Problems, however, are compounded by many “false positives”. Out of 7,000 urgent AMD referrals in 2016, only 800 had the disease. Ideally those with AMD need to be treated within two weeks, he says. “If it was my mother I would want to see her within six days.”

AI is not going to replace consultants. “No one is going to be having an injection in their eye or surgery purely on the basis of the machine,” Keane says. This “instant triaging process” is about getting people in front of the appropriate specialist at the earliest possible point.

A new frontier is investigating use of retinal images to design a diagnostic technique to identify neurodegenerative conditions.

“We know from small studies there’s retinal degradation in people with Alzheimer’s,” he says. It may also be the case with cardiovascular disease, Parkinson’s and multiple sclerosis. Having such a vast amount of data to work on, “you could get excited deep learning will be successfully applied”.

The AlzEye project seeks to examine changes to people’s eyes over time, and correlate these with emergence of Alzheimer’s disease in the same patient. Building such a dataset linking more than a million anonymised scans with the UK’s National Health Service (NHS) central database is immensely challenging ethically. It’s possible, Keane believes, as Moorfields has the technical infrastructure to aggregate data and rigorous governance on use of personal information.

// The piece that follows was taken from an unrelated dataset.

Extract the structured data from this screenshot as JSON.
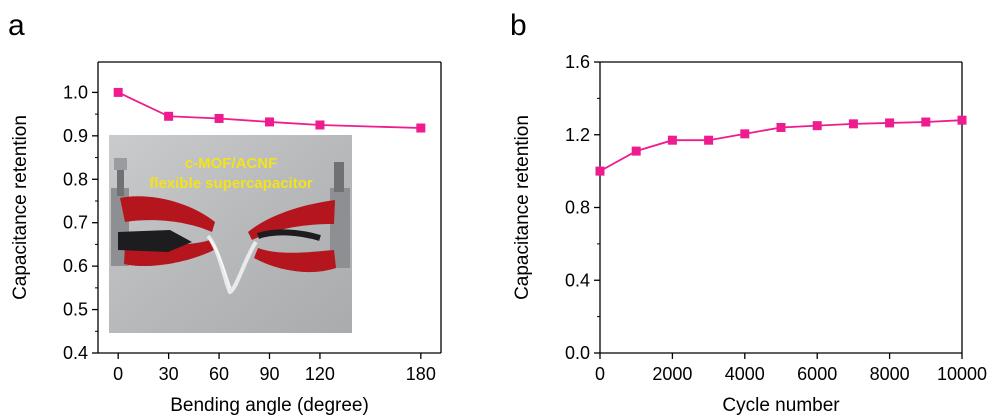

NHS data shows ophthalmology was the busiest outpatient specialty in the UK during 2019-2020 with 7.9 million attendances over a year, the next busiest being trauma and orthopaedics with 7.4 million. It explains why patient safety is being undermined by delay, with indications the problem is worse in Ireland, he says.

Increased sight loss

The prevalence of age-related AMD stands out; it has been estimated 25 per cent of people over 60 in the European Union have early or intermediate forms of the disease. Given demographic trends and increased incidence of diabetes, there is every likelihood of increased sight loss and blindness. The sheer volume of patients underlines need for novel solutions, he adds.

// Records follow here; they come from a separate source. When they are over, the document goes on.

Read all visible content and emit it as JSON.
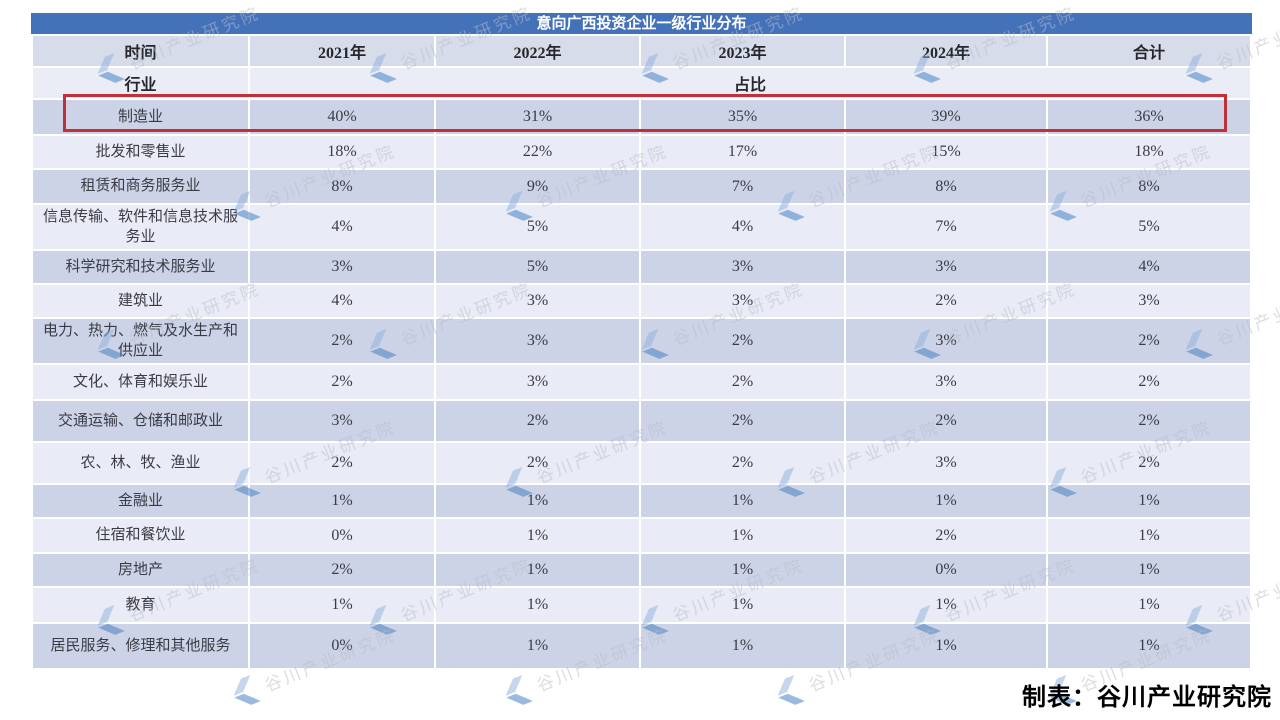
{
  "title": "意向广西投资企业一级行业分布",
  "header": {
    "time_label": "时间",
    "industry_label": "行业",
    "share_label": "占比",
    "columns": [
      "2021年",
      "2022年",
      "2023年",
      "2024年",
      "合计"
    ]
  },
  "rows": [
    {
      "industry": "制造业",
      "values": [
        "40%",
        "31%",
        "35%",
        "39%",
        "36%"
      ],
      "highlight": true
    },
    {
      "industry": "批发和零售业",
      "values": [
        "18%",
        "22%",
        "17%",
        "15%",
        "18%"
      ],
      "highlight": false
    },
    {
      "industry": "租赁和商务服务业",
      "values": [
        "8%",
        "9%",
        "7%",
        "8%",
        "8%"
      ],
      "highlight": false
    },
    {
      "industry": "信息传输、软件和信息技术服务业",
      "values": [
        "4%",
        "5%",
        "4%",
        "7%",
        "5%"
      ],
      "highlight": false
    },
    {
      "industry": "科学研究和技术服务业",
      "values": [
        "3%",
        "5%",
        "3%",
        "3%",
        "4%"
      ],
      "highlight": false
    },
    {
      "industry": "建筑业",
      "values": [
        "4%",
        "3%",
        "3%",
        "2%",
        "3%"
      ],
      "highlight": false
    },
    {
      "industry": "电力、热力、燃气及水生产和供应业",
      "values": [
        "2%",
        "3%",
        "2%",
        "3%",
        "2%"
      ],
      "highlight": false
    },
    {
      "industry": "文化、体育和娱乐业",
      "values": [
        "2%",
        "3%",
        "2%",
        "3%",
        "2%"
      ],
      "highlight": false
    },
    {
      "industry": "交通运输、仓储和邮政业",
      "values": [
        "3%",
        "2%",
        "2%",
        "2%",
        "2%"
      ],
      "highlight": false
    },
    {
      "industry": "农、林、牧、渔业",
      "values": [
        "2%",
        "2%",
        "2%",
        "3%",
        "2%"
      ],
      "highlight": false
    },
    {
      "industry": "金融业",
      "values": [
        "1%",
        "1%",
        "1%",
        "1%",
        "1%"
      ],
      "highlight": false
    },
    {
      "industry": "住宿和餐饮业",
      "values": [
        "0%",
        "1%",
        "1%",
        "2%",
        "1%"
      ],
      "highlight": false
    },
    {
      "industry": "房地产",
      "values": [
        "2%",
        "1%",
        "1%",
        "0%",
        "1%"
      ],
      "highlight": false
    },
    {
      "industry": "教育",
      "values": [
        "1%",
        "1%",
        "1%",
        "1%",
        "1%"
      ],
      "highlight": false
    },
    {
      "industry": "居民服务、修理和其他服务",
      "values": [
        "0%",
        "1%",
        "1%",
        "1%",
        "1%"
      ],
      "highlight": false
    }
  ],
  "footer": {
    "text": "制表：谷川产业研究院"
  },
  "watermark": {
    "text": "谷川产业研究院"
  },
  "colors": {
    "title_bar": "#4472b9",
    "header_row1_bg": "#d6dcea",
    "header_row2_bg": "#eaedf5",
    "row_dark_bg": "#ccd3e7",
    "row_light_bg": "#e9ecf6",
    "highlight_border": "#c13038",
    "watermark_logo_light": "#8fb0dd",
    "watermark_logo_dark": "#3a78bd"
  },
  "chart_data": {
    "type": "table",
    "title": "意向广西投资企业一级行业分布",
    "row_axis_label": "行业",
    "col_axis_label": "时间",
    "value_label": "占比",
    "columns": [
      "2021年",
      "2022年",
      "2023年",
      "2024年",
      "合计"
    ],
    "rows": [
      {
        "industry": "制造业",
        "values_pct": [
          40,
          31,
          35,
          39,
          36
        ]
      },
      {
        "industry": "批发和零售业",
        "values_pct": [
          18,
          22,
          17,
          15,
          18
        ]
      },
      {
        "industry": "租赁和商务服务业",
        "values_pct": [
          8,
          9,
          7,
          8,
          8
        ]
      },
      {
        "industry": "信息传输、软件和信息技术服务业",
        "values_pct": [
          4,
          5,
          4,
          7,
          5
        ]
      },
      {
        "industry": "科学研究和技术服务业",
        "values_pct": [
          3,
          5,
          3,
          3,
          4
        ]
      },
      {
        "industry": "建筑业",
        "values_pct": [
          4,
          3,
          3,
          2,
          3
        ]
      },
      {
        "industry": "电力、热力、燃气及水生产和供应业",
        "values_pct": [
          2,
          3,
          2,
          3,
          2
        ]
      },
      {
        "industry": "文化、体育和娱乐业",
        "values_pct": [
          2,
          3,
          2,
          3,
          2
        ]
      },
      {
        "industry": "交通运输、仓储和邮政业",
        "values_pct": [
          3,
          2,
          2,
          2,
          2
        ]
      },
      {
        "industry": "农、林、牧、渔业",
        "values_pct": [
          2,
          2,
          2,
          3,
          2
        ]
      },
      {
        "industry": "金融业",
        "values_pct": [
          1,
          1,
          1,
          1,
          1
        ]
      },
      {
        "industry": "住宿和餐饮业",
        "values_pct": [
          0,
          1,
          1,
          2,
          1
        ]
      },
      {
        "industry": "房地产",
        "values_pct": [
          2,
          1,
          1,
          0,
          1
        ]
      },
      {
        "industry": "教育",
        "values_pct": [
          1,
          1,
          1,
          1,
          1
        ]
      },
      {
        "industry": "居民服务、修理和其他服务",
        "values_pct": [
          0,
          1,
          1,
          1,
          1
        ]
      }
    ],
    "highlighted_row": "制造业"
  }
}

On the impact of screens on modern lives, Keane says in a sense his parents much-repeated "don't sit so close to the TV" advice applies. Sitting in front of a screen for long periods is not going to do too much damage, he says, but is unquestionably leading to shortsightedness (myopia) – already it's a particular problem in Asia and among young people. "It can lead to problems later in life."

He has no doubt a survey of any batch of university students would show many are shortsighted. He believes it may also be related to “not getting enough outdoor time, absence of natural lighting and sitting in a hunch position for long periods in front of a screen”.

Ophthalmologist Dr Pearse Keane analyses an optical coherence tomography scan, which provides a detailed map of the eye.
Ophthalmologist Dr Pearse Keane analyses an optical coherence tomography scan, which provides a detailed map of the eye.

Keane believes ophthalmology could be the first branch of medicine to be fundamentally reinvented through the application of AI, particularly in the context of 70 to 80 per cent of sight loss being preventable by early detection alone. His work not only indicates what is possible when clinicians and technologists work together, it has enabled one giant leap to be taken.

Following the initial breakthrough, Keane remarked: “Ultimately, if something produces better outcomes and is better for our patients, then it should be irrelevant whether it’s a human or a machine or a fusion of the two that achieves that.” Through human endeavour, the machine is on the brink of delivering much more.

The charity Fighting Blindness hosts the Retina 2020 conference virtually on November 6th and 7th. Over 21 years, it has earned an international reputation for highlighting the latest developments on diagnostics and new treatments/cures for sight loss.

The first day features leading ophthalmologists including Dr Pearse Keane and is aimed at clinicians and scientists. The second day is an opportunity for people with a vision impairment – and their families – to hear directly from experts of advances being made, and to ask questions.